Pluto ou Um Deus chamado dinheiro (Aristófanes)

O que aconteceria se repentinamente apenas as pessoas honestas ganhassem dinheiro? 

Nesta comédia de Aristófanes, autor grego falecido por volta de 375 a.C, nos deparamos com Crêmilo, um homem íntegro inconformado em ver a riqueza nas mãos dos desonestos. Preocupado com o futuro de seu filho e em dúvida sobre educá-lo para ser um homem honesto e pobre ou um desonesto rico, Crêmilo procura o oráculo e descobre que Pluto, o Deus do dinheiro, está cego. A descoberta leva Crêmilo a traças um plano: Curar Pluto para que a riqueza possa ser distribuída com justiça, somente entre as pessoas boas. 

Por meio de diálogos engraçados, Aristófanes mostra o interesse de algumas camadas na manutenção da pobreza: O sacerdote alega que “uma vez que todos tem dinheiro, ninguém mais leva oferendas aos templos”. Além disso, a própria pobreza tenta fazer Crêmilo mudar de ideia, alegando que é ela a responsável pelo trabalho, sem pobreza não haveria trabalhadores para fazer os serviços pesados. 

Embora hoje a sociedade já não renda mais homenagens ao Deus Pluto, é inegável que a busca pelo dinheiro e riqueza converteu-se em um objetivo central, quase como uma religião em que o Deus é o dinheiro. E muitas vezes parece que a riqueza acumula-se com maior facilidade nas mãos dos desonestos Traçando um paralelo, podemos perceber também que há ainda hoje camadas a quem interessa a manutenção da diferença social – Se não houver pobres crédulos lotando templos, onde os mercadores da fé irão conseguir vender seus feijões, lenços e água consagradas por valores exorbitantes? 

Muito além de divertir, a peça de Aristófanes trás reflexões sobre a relação entre o homem e a riqueza e sobre a importância de exercitar o pensamento crítico para traçar paralelos entre o que lemos num momento de lazer e os fatos que permeiam a nossa vida em sociedade. 

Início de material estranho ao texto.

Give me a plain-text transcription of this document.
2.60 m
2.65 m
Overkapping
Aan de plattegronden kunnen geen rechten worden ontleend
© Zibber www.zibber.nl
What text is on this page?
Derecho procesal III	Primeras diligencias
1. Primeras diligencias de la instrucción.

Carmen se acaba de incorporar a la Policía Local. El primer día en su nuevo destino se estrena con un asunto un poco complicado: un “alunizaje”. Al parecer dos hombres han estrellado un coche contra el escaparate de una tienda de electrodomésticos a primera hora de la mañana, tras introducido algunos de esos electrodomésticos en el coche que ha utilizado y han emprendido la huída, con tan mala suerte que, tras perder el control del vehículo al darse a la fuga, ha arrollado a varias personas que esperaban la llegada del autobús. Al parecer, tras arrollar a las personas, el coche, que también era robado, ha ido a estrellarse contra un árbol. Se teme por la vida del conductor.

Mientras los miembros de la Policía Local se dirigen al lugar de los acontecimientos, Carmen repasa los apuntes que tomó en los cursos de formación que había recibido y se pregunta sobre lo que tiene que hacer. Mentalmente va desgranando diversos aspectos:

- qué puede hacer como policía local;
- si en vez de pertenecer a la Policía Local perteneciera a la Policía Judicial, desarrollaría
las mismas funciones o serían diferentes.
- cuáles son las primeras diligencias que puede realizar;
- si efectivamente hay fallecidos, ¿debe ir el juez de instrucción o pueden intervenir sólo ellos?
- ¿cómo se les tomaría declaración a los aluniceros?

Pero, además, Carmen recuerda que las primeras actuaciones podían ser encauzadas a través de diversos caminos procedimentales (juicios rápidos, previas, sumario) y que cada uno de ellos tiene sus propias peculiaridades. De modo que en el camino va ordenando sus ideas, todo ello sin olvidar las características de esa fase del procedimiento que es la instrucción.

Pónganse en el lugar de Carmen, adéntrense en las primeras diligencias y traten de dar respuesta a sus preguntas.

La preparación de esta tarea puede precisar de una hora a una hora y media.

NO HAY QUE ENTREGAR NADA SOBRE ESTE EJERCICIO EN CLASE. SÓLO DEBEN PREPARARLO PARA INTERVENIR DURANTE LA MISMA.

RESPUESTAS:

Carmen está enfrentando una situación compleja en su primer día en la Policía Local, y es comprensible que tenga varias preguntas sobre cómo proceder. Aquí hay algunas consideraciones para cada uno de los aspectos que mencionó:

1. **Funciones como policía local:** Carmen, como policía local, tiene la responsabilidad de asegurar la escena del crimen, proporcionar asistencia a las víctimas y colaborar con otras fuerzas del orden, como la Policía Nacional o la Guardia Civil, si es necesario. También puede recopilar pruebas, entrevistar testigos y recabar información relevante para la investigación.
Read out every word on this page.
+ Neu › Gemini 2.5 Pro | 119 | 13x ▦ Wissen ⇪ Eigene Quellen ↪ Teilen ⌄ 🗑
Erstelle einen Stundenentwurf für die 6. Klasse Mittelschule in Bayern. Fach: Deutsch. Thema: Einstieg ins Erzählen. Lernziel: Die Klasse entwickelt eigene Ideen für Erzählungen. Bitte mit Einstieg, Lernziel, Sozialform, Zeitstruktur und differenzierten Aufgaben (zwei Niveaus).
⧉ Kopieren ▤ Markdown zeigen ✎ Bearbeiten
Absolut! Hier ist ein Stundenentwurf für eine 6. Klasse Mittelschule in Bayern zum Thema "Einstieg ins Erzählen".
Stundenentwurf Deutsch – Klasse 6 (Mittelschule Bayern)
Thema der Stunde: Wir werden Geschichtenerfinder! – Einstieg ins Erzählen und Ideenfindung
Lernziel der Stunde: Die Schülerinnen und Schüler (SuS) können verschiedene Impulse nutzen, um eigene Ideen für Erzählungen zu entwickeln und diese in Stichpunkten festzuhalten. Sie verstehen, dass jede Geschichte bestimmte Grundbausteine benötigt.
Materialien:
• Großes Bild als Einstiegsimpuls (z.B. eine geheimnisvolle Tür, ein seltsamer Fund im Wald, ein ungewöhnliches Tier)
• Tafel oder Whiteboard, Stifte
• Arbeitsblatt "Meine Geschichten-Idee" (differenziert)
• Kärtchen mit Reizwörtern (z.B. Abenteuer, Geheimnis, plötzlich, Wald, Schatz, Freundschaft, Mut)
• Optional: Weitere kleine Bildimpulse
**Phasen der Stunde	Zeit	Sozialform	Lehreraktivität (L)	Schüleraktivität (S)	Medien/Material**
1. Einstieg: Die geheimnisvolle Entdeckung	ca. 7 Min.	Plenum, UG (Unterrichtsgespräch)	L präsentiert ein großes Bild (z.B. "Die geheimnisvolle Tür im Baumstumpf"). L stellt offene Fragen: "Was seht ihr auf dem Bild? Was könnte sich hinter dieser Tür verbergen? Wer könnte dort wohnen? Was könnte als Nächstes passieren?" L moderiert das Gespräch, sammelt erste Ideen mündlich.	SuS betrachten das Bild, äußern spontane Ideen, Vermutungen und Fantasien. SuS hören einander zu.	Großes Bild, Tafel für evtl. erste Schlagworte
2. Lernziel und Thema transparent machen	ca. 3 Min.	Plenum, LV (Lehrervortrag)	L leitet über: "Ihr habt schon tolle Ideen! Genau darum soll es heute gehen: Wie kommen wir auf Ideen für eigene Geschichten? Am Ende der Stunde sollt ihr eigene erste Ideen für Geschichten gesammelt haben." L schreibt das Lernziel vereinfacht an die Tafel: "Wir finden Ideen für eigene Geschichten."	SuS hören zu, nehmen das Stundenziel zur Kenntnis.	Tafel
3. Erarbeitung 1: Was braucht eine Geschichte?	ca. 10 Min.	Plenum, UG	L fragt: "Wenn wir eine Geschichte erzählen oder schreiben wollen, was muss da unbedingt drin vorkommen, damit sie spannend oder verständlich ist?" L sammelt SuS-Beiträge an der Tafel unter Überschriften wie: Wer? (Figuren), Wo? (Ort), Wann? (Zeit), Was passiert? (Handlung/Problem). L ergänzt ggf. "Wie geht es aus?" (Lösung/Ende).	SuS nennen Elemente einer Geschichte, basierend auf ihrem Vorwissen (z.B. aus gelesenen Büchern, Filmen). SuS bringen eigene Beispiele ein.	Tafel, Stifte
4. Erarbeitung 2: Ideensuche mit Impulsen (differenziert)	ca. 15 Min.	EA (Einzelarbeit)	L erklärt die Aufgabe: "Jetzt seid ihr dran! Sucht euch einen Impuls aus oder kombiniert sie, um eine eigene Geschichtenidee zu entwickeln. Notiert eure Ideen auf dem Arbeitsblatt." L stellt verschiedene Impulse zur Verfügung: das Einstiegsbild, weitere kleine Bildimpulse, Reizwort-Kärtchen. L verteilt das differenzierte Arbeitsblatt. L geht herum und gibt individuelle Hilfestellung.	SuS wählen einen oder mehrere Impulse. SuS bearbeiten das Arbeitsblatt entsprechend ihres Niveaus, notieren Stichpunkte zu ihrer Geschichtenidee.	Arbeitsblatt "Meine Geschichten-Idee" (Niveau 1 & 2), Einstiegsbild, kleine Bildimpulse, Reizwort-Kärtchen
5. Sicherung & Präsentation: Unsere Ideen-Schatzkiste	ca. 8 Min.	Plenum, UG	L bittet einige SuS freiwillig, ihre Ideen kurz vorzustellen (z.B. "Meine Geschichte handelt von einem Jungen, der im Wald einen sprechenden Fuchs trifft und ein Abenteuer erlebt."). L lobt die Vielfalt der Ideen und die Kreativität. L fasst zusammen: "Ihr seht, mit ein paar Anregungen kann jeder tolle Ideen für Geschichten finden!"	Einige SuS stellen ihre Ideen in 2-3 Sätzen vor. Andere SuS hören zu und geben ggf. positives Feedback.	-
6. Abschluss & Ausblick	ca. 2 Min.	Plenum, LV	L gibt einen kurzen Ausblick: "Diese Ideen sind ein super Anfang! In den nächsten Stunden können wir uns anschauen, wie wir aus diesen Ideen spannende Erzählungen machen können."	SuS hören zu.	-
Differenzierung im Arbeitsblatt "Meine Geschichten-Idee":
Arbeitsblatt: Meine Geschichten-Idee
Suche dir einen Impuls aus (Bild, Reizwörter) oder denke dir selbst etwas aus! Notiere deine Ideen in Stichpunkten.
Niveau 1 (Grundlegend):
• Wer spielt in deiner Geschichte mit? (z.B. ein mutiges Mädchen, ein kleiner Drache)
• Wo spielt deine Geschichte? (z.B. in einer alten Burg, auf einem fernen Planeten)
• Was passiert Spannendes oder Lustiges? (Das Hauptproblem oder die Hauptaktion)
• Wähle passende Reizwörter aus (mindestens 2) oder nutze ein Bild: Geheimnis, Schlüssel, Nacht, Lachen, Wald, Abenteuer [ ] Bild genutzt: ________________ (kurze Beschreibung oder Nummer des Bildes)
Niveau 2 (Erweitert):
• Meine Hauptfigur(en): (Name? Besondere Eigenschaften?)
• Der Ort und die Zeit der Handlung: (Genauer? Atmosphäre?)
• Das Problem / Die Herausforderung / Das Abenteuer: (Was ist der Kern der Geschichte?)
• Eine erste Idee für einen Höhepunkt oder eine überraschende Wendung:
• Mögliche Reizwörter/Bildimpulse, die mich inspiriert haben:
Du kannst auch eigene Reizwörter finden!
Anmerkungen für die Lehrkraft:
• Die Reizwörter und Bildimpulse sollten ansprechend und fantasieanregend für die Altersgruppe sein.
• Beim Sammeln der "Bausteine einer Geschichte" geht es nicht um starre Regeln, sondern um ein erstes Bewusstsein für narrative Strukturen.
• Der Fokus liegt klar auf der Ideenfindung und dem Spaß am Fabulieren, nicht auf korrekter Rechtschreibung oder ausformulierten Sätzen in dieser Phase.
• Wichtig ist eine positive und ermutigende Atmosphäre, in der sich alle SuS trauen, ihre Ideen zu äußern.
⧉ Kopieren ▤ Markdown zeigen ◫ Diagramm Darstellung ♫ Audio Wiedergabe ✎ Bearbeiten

E você que me lê, em algum momento já sentiu que as riquezas geradas pelo ser humano acumulam-se muitas vezes com pessoas desonestas? Acredita que o mundo seria mais justo se apenas os íntegros pudessem ganhar dinheiro ou acredita que a manutenção do abismo social é peça fundamental para o equilíbrio da sociedade? Criaria seu filho para ser honesto ainda que isso significasse ter pouco dinheiro ou preferiria criá-lo para ser um espertalhão rico? 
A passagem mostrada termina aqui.